I reached the baobab with beating heart and a stabbing pain in the spleen that doubled me over, and I squatted in the opening and saw the rosette patterns that first raindrops make as they hit the dust.
So I yielded to the powers of my environment, or, to put it less despondently, I learned to live with them, as I learned to live with the veld and the animals and insects, with the choice of paths in reality and in my sleep, and with the presence of people who kept me apart. It is a strange experience to share a life without contact, and I often ask myself whether they are displaying charity towards me or bringing tribute. I try to behave fittingly. Acknowledge to myself that there is nothing for me to do but accept my fate as pampered captive and show myself grateful accordingly. It is as if the presence of others aggravates my loneness, as if the distance between myself and other people has become greater now that they exist in tangible proximity. I see them walking in the distance, I see girls playing with a monkey orange, throwing it back and forth to each other, I see women carrying babies on their protruding buttocks, men with wrinkled stomachs and legs thin as sticks, all of them yellow as a tortoise’s belly, and I hold my hand over my mouth to prevent myself from calling someone nearer. I hear the click sounds they utter, I mutter something to myself that sounds like the language of my childhood days. Words that had got lost take on dim shape. Mother I see before me, father, brothers, sisters. I see huts and very high trees with trunks pleated like billowing skirts and green foliage. Mother I see again. Warmth and softness, a slimness, long breasts with sturdy nipples. Voices I hear vaguely and other noises too, a chopping, a crackling. I remember suddenly dogs that never bark, and noisy apes, and there was gaiety, I remember, when meat was portioned out, ape-meat too, yes, and I had had a doll made of bark fiber, the doll had beads around its neck, the head was a club, and I had the doll with me when everyone fled from their huts into the dense underbrush, my mother yanked me by the arm but she was killed, her head was split open and I was jerked out of her grasp and driven into a knot with other women.

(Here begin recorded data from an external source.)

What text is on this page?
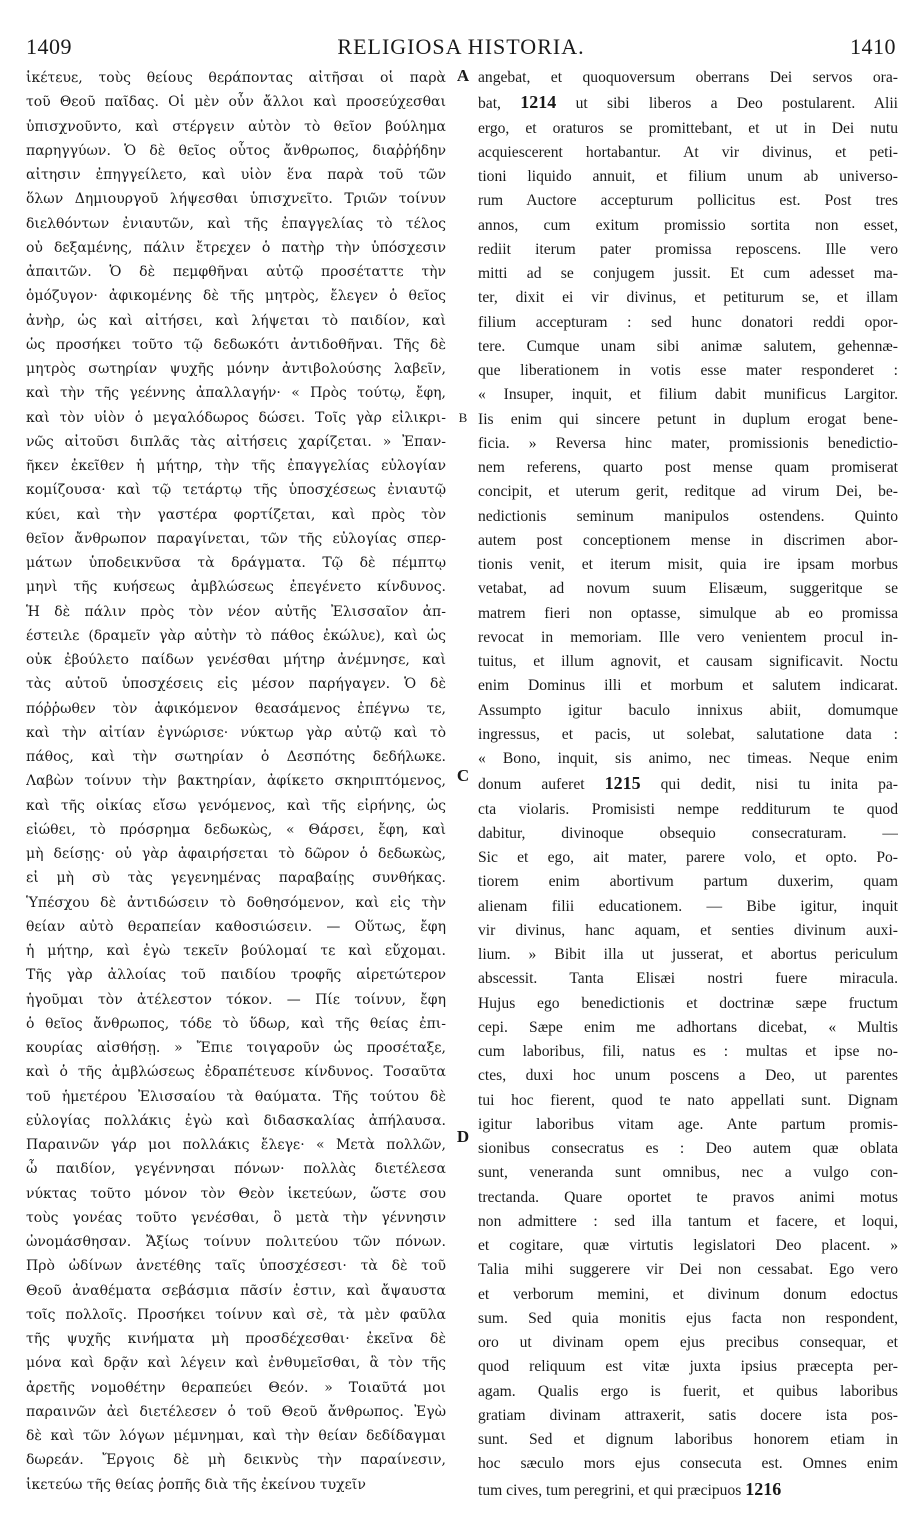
1409	RELIGIOSA HISTORIA.	1410
ἱκέτευε, τοὺς θείους θεράποντας αἰτῆσαι οἱ παρὰ
τοῦ Θεοῦ παῖδας. Οἱ μὲν οὖν ἄλλοι καὶ προσεύχεσθαι
ὑπισχνοῦντο, καὶ στέργειν αὐτὸν τὸ θεῖον βούλημα
παρηγγύων. Ὁ δὲ θεῖος οὗτος ἄνθρωπος, διαῤῥήδην
αἰτησιν ἐπηγγείλετο, καὶ υἱὸν ἕνα παρὰ τοῦ τῶν
ὅλων Δημιουργοῦ λήψεσθαι ὑπισχνεῖτο. Τριῶν τοίνυν
διελθόντων ἐνιαυτῶν, καὶ τῆς ἐπαγγελίας τὸ τέλος
οὐ δεξαμένης, πάλιν ἔτρεχεν ὁ πατὴρ τὴν ὑπόσχεσιν
ἀπαιτῶν. Ὁ δὲ πεμφθῆναι αὐτῷ προσέταττε τὴν
ὁμόζυγον· ἀφικομένης δὲ τῆς μητρὸς, ἔλεγεν ὁ θεῖος
ἀνὴρ, ὡς καὶ αἰτήσει, καὶ λήψεται τὸ παιδίον, καὶ
ὡς προσήκει τοῦτο τῷ δεδωκότι ἀντιδοθῆναι. Τῆς δὲ
μητρὸς σωτηρίαν ψυχῆς μόνην ἀντιβολούσης λαβεῖν,
καὶ τὴν τῆς γεέννης ἀπαλλαγήν· « Πρὸς τούτῳ, ἔφη,
καὶ τὸν υἱὸν ὁ μεγαλόδωρος δώσει. Τοῖς γὰρ εἰλικρι-
νῶς αἰτοῦσι διπλᾶς τὰς αἰτήσεις χαρίζεται. » Ἐπαν-
ῆκεν ἐκεῖθεν ἡ μήτηρ, τὴν τῆς ἐπαγγελίας εὐλογίαν
κομίζουσα· καὶ τῷ τετάρτῳ τῆς ὑποσχέσεως ἐνιαυτῷ
κύει, καὶ τὴν γαστέρα φορτίζεται, καὶ πρὸς τὸν
θεῖον ἄνθρωπον παραγίνεται, τῶν τῆς εὐλογίας σπερ-
μάτων ὑποδεικνῦσα τὰ δράγματα. Τῷ δὲ πέμπτῳ
μηνὶ τῆς κυήσεως ἀμβλώσεως ἐπεγένετο κίνδυνος.
Ἡ δὲ πάλιν πρὸς τὸν νέον αὐτῆς Ἐλισσαῖον ἀπ-
έστειλε (δραμεῖν γὰρ αὐτὴν τὸ πάθος ἐκώλυε), καὶ ὡς
οὐκ ἐβούλετο παίδων γενέσθαι μήτηρ ἀνέμνησε, καὶ
τὰς αὐτοῦ ὑποσχέσεις εἰς μέσον παρήγαγεν. Ὁ δὲ
πόῤῥωθεν τὸν ἀφικόμενον θεασάμενος ἐπέγνω τε,
καὶ τὴν αἰτίαν ἐγνώρισε· νύκτωρ γὰρ αὐτῷ καὶ τὸ
πάθος, καὶ τὴν σωτηρίαν ὁ Δεσπότης δεδήλωκε.
Λαβὼν τοίνυν τὴν βακτηρίαν, ἀφίκετο σκηριπτόμενος,
καὶ τῆς οἰκίας εἴσω γενόμενος, καὶ τῆς εἰρήνης, ὡς
εἰώθει, τὸ πρόσρημα δεδωκὼς, « Θάρσει, ἔφη, καὶ
μὴ δείσῃς· οὐ γὰρ ἀφαιρήσεται τὸ δῶρον ὁ δεδωκὼς,
εἰ μὴ σὺ τὰς γεγενημένας παραβαίῃς συνθήκας.
Ὑπέσχου δὲ ἀντιδώσειν τὸ δοθησόμενον, καὶ εἰς τὴν
θείαν αὐτὸ θεραπείαν καθοσιώσειν. — Οὕτως, ἔφη
ἡ μήτηρ, καὶ ἐγὼ τεκεῖν βούλομαί τε καὶ εὔχομαι.
Τῆς γὰρ ἀλλοίας τοῦ παιδίου τροφῆς αἱρετώτερον
ἡγοῦμαι τὸν ἀτέλεστον τόκον. — Πίε τοίνυν, ἔφη
ὁ θεῖος ἄνθρωπος, τόδε τὸ ὕδωρ, καὶ τῆς θείας ἐπι-
κουρίας αἰσθήσῃ. » Ἔπιε τοιγαροῦν ὡς προσέταξε,
καὶ ὁ τῆς ἀμβλώσεως ἐδραπέτευσε κίνδυνος. Τοσαῦτα
τοῦ ἡμετέρου Ἐλισσαίου τὰ θαύματα. Τῆς τούτου δὲ
εὐλογίας πολλάκις ἐγὼ καὶ διδασκαλίας ἀπήλαυσα.
Παραινῶν γάρ μοι πολλάκις ἔλεγε· « Μετὰ πολλῶν,
ὦ παιδίον, γεγέννησαι πόνων· πολλὰς διετέλεσα
νύκτας τοῦτο μόνον τὸν Θεὸν ἱκετεύων, ὥστε σου
τοὺς γονέας τοῦτο γενέσθαι, ὃ μετὰ τὴν γέννησιν
ὠνομάσθησαν. Ἄξίως τοίνυν πολιτεύου τῶν πόνων.
Πρὸ ὠδίνων ἀνετέθης ταῖς ὑποσχέσεσι· τὰ δὲ τοῦ
Θεοῦ ἀναθέματα σεβάσμια πᾶσίν ἐστιν, καὶ ἄψαυστα
τοῖς πολλοῖς. Προσήκει τοίνυν καὶ σὲ, τὰ μὲν φαῦλα
τῆς ψυχῆς κινήματα μὴ προσδέχεσθαι· ἐκεῖνα δὲ
μόνα καὶ δρᾷν καὶ λέγειν καὶ ἐνθυμεῖσθαι, ἃ τὸν τῆς
ἀρετῆς νομοθέτην θεραπεύει Θεόν. » Τοιαῦτά μοι
παραινῶν ἀεὶ διετέλεσεν ὁ τοῦ Θεοῦ ἄνθρωπος. Ἐγὼ
δὲ καὶ τῶν λόγων μέμνημαι, καὶ τὴν θείαν δεδίδαγμαι
δωρεάν. Ἔργοις δὲ μὴ δεικνὺς τὴν παραίνεσιν,
ἱκετεύω τῆς θείας ῥοπῆς διὰ τῆς ἐκείνου τυχεῖν
A
B
C
D
angebat, et quoquoversum oberrans Dei servos ora-
bat, 1214 ut sibi liberos a Deo postularent. Alii
ergo, et oraturos se promittebant, et ut in Dei nutu
acquiescerent hortabantur. At vir divinus, et peti-
tioni liquido annuit, et filium unum ab universo-
rum Auctore accepturum pollicitus est. Post tres
annos, cum exitum promissio sortita non esset,
rediit iterum pater promissa reposcens. Ille vero
mitti ad se conjugem jussit. Et cum adesset ma-
ter, dixit ei vir divinus, et petiturum se, et illam
filium accepturam : sed hunc donatori reddi opor-
tere. Cumque unam sibi animæ salutem, gehennæ-
que liberationem in votis esse mater responderet :
« Insuper, inquit, et filium dabit munificus Largitor.
Iis enim qui sincere petunt in duplum erogat bene-
ficia. » Reversa hinc mater, promissionis benedictio-
nem referens, quarto post mense quam promiserat
concipit, et uterum gerit, reditque ad virum Dei, be-
nedictionis seminum manipulos ostendens. Quinto
autem post conceptionem mense in discrimen abor-
tionis venit, et iterum misit, quia ire ipsam morbus
vetabat, ad novum suum Elisæum, suggeritque se
matrem fieri non optasse, simulque ab eo promissa
revocat in memoriam. Ille vero venientem procul in-
tuitus, et illum agnovit, et causam significavit. Noctu
enim Dominus illi et morbum et salutem indicarat.
Assumpto igitur baculo innixus abiit, domumque
ingressus, et pacis, ut solebat, salutatione data :
« Bono, inquit, sis animo, nec timeas. Neque enim
donum auferet 1215 qui dedit, nisi tu inita pa-
cta violaris. Promisisti nempe redditurum te quod
dabitur, divinoque obsequio consecraturam. —
Sic et ego, ait mater, parere volo, et opto. Po-
tiorem enim abortivum partum duxerim, quam
alienam filii educationem. — Bibe igitur, inquit
vir divinus, hanc aquam, et senties divinum auxi-
lium. » Bibit illa ut jusserat, et abortus periculum
abscessit. Tanta Elisæi nostri fuere miracula.
Hujus ego benedictionis et doctrinæ sæpe fructum
cepi. Sæpe enim me adhortans dicebat, « Multis
cum laboribus, fili, natus es : multas et ipse no-
ctes, duxi hoc unum poscens a Deo, ut parentes
tui hoc fierent, quod te nato appellati sunt. Dignam
igitur laboribus vitam age. Ante partum promis-
sionibus consecratus es : Deo autem quæ oblata
sunt, veneranda sunt omnibus, nec a vulgo con-
trectanda. Quare oportet te pravos animi motus
non admittere : sed illa tantum et facere, et loqui,
et cogitare, quæ virtutis legislatori Deo placent. »
Talia mihi suggerere vir Dei non cessabat. Ego vero
et verborum memini, et divinum donum edoctus
sum. Sed quia monitis ejus facta non respondent,
oro ut divinam opem ejus precibus consequar, et
quod reliquum est vitæ juxta ipsius præcepta per-
agam. Qualis ergo is fuerit, et quibus laboribus
gratiam divinam attraxerit, satis docere ista pos-
sunt. Sed et dignum laboribus honorem etiam in
hoc sæculo mors ejus consecuta est. Omnes enim
tum cives, tum peregrini, et qui præcipuos 1216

There were a whole lot of male captives too. I held on to my doll. I kept it with me in my arms. We traveled and traveled and then came to a village. The male captives were herded together and something was done to them. Later we set off and traveled further and further and came to a city on a terribly big, immeasurably broad dam, blue from this end to the far end.
Now I have the name for everything: slave, castration, commerce, coastal city, sea, forced labor. Yes, now I have it all.
I have the name and I am not listened to. There is nothing I can do with the names. They are nothing but rattles.
Borne from far on the wind I hear the little people making music. The sounds seem to me like beetles jumping over a fire. Also I hear them singing and clapping their hands.
Now I will force a confrontation.
When they next come to pick baobab seeds to suck the sour white flesh off the stones, I vow — then. Then I will confront them naked. Then I will undress. I will lay aside my skin apron and my skin cloak with the spring hare bones, as well as the necklace of ostrich eggshell fragments, and I will confront them, challenging them, though with my challenge tempered with acquired grace, shy but queenly, seductive but aloof; and I will look them right in the eyes and force them to look right back at me and acknowledge me, as a human being and nothing more than a human being. That is all I am.